1. Ah I guess I could export
the JSX components and use them in CLJS like [:> FlipMove ... ]
2. Oops of course 🙂
3. They mention that all their components can be simulated in Storybook so I guess that means they rely heavily on props. Does that mean their entire UI re-renders constantly whenever anything in the props changes?
> so I guess that means they rely heavily on props Their components are, as David notes at one point “static”. In the react world, they use the word “dumb components”. This is a good thing 🙂 You will strive to make as many components as possible “static” > Does that mean their entire UI re-renders constantly whenever anything in the props changes? I can’t speak for vouchio, but I doubt they would have excessive re-renders. In general, components don’t re-render unless props change. You get to control when props change and which components are listening so you can control when re-renders happen.
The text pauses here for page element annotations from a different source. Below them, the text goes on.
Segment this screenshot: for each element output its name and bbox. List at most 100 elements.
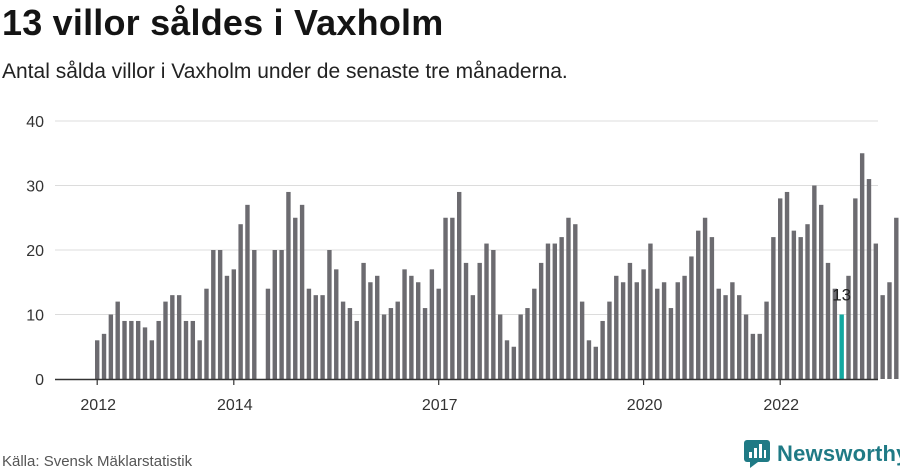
bar bbox=[443, 217, 448, 379]
bar bbox=[279, 250, 284, 379]
bar bbox=[812, 185, 817, 379]
bar bbox=[299, 204, 305, 379]
bar bbox=[286, 191, 291, 379]
bar bbox=[163, 301, 168, 379]
bar bbox=[586, 340, 592, 379]
bar bbox=[784, 191, 790, 379]
bar bbox=[272, 250, 277, 379]
bar bbox=[422, 308, 428, 379]
bar bbox=[620, 282, 626, 379]
bar bbox=[183, 320, 189, 379]
bar bbox=[149, 340, 155, 379]
bar bbox=[778, 198, 783, 379]
bar bbox=[566, 217, 571, 379]
bar bbox=[238, 224, 243, 379]
bar bbox=[859, 153, 865, 379]
bar bbox=[108, 314, 114, 379]
bar bbox=[552, 243, 558, 379]
bar bbox=[497, 314, 503, 379]
y-tick-label: 40 bbox=[26, 114, 44, 131]
bar bbox=[456, 191, 462, 379]
bar bbox=[224, 275, 230, 379]
bar bbox=[866, 179, 872, 379]
bar bbox=[129, 320, 134, 379]
bar bbox=[197, 340, 202, 379]
bar bbox=[142, 327, 148, 379]
bar bbox=[873, 243, 879, 379]
bar bbox=[853, 198, 858, 379]
bar bbox=[340, 301, 346, 379]
bar bbox=[388, 308, 394, 379]
bar bbox=[170, 295, 175, 379]
bar bbox=[518, 314, 523, 379]
bar bbox=[381, 314, 387, 379]
bar bbox=[709, 237, 715, 379]
bar bbox=[545, 243, 551, 379]
y-tick-label: 20 bbox=[26, 243, 44, 260]
bar bbox=[682, 275, 687, 379]
bar bbox=[743, 314, 749, 379]
bar bbox=[327, 250, 332, 379]
bar bbox=[176, 295, 182, 379]
bar bbox=[368, 282, 373, 379]
bar bbox=[361, 262, 366, 379]
bar bbox=[231, 269, 236, 379]
bar bbox=[245, 204, 250, 379]
bar bbox=[846, 275, 851, 379]
bar bbox=[265, 288, 271, 379]
bar bbox=[217, 250, 223, 379]
bar bbox=[696, 230, 701, 379]
bar bbox=[791, 230, 797, 379]
y-tick-label: 30 bbox=[26, 179, 44, 196]
bar bbox=[375, 275, 380, 379]
brand-name: Newsworthy bbox=[777, 441, 900, 466]
bar bbox=[750, 333, 756, 379]
bar bbox=[306, 288, 312, 379]
bar bbox=[436, 288, 441, 379]
y-tick-label: 10 bbox=[26, 308, 44, 325]
bar bbox=[313, 295, 318, 379]
chart-title: 13 villor såldes i Vaxholm bbox=[2, 2, 444, 43]
source-note: Källa: Svensk Mäklarstatistik bbox=[2, 453, 193, 470]
bar bbox=[627, 262, 633, 379]
brand-logo[interactable]: Newsworthy bbox=[744, 440, 900, 468]
newsworthy-logo-icon bbox=[744, 440, 770, 468]
bar bbox=[491, 250, 496, 379]
bar bbox=[135, 320, 141, 379]
bar bbox=[579, 301, 585, 379]
bar bbox=[716, 288, 721, 379]
bar bbox=[409, 275, 414, 379]
bar bbox=[122, 320, 127, 379]
bar bbox=[334, 269, 339, 379]
bar bbox=[887, 282, 892, 379]
bar bbox=[470, 295, 476, 379]
bar bbox=[115, 301, 120, 379]
bar bbox=[607, 301, 612, 379]
bar bbox=[825, 262, 831, 379]
bar bbox=[730, 282, 735, 379]
bar bbox=[477, 262, 482, 379]
bar bbox=[668, 308, 674, 379]
bar-chart: 0 10 20 30 40 2012 2014 2017 2020 2022 13 bbox=[26, 114, 899, 414]
bar bbox=[757, 333, 762, 379]
bar bbox=[204, 288, 209, 379]
bar bbox=[463, 262, 469, 379]
y-tick-label: 0 bbox=[35, 372, 44, 389]
bar bbox=[101, 333, 107, 379]
x-tick-label: 2014 bbox=[217, 397, 253, 414]
bar bbox=[504, 340, 510, 379]
bar-highlight bbox=[839, 314, 844, 379]
bar bbox=[655, 288, 660, 379]
bar bbox=[832, 288, 838, 379]
bar bbox=[525, 308, 530, 379]
bar bbox=[634, 282, 639, 379]
bar bbox=[416, 282, 421, 379]
bar bbox=[559, 237, 564, 379]
bar bbox=[511, 346, 517, 379]
bar bbox=[395, 301, 400, 379]
bar bbox=[805, 224, 810, 379]
bar bbox=[532, 288, 537, 379]
bar bbox=[689, 256, 694, 379]
x-tick-label: 2020 bbox=[627, 397, 663, 414]
bar bbox=[600, 320, 605, 379]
Honestly, their approach is pretty great and I use a similar approach in my apps as well. The only difference is that I write my components in CLJS. Now, keep in mind, if your building a team of JS devs and moving them to CLJS, Nolen’s approach seems like a good one.
@U6GNVEWQG on closer inspection, is it a form-2 component if the outer function and inner function don't share the same arguments? Or am I just extremely ignorant about form-2 components?
I would have to double check, but all my comments are based on the assumption they are using Reagent, but who knows, maybe not. Nolen said it’s just an HOC so maybe this isn’t. I wouldn’t get too hung up on it though 😉
@ronny463 1. interop w/ ClojureScript just works 2. just higher order stuff 3. the underlying component just does a lot of stuff (manages many different nested views) - we don't care about the details but event handlers for the various things must be setup
For 3. do you find that a lot of unaffected parts of your UI are re-rendering because a small part of the props map is updating?
Can I also ask where you subscribe to the reframe events if the components rely entirely on props? I guess that's done when the app is initialized and the results are passed down as props?
props are for the pure components, business logic state changes are handled by re-frame
note it would be a lot more code but by pushing all the components, styling etc. to JS/Storybook - then nothing is left for the ClojureScript except business logic
I also like that it allows you to bring on JS developers and have them be productive right away
What are some storybook like libraries in the cljs ecosystem? I know of dynadoc, devcards, nubanks worspaces, any others people have seen or used?
@dnolen with that approach, is needing to convert back and forth from js to clojure data types (like maps, vectors, keywords) constantly a problem?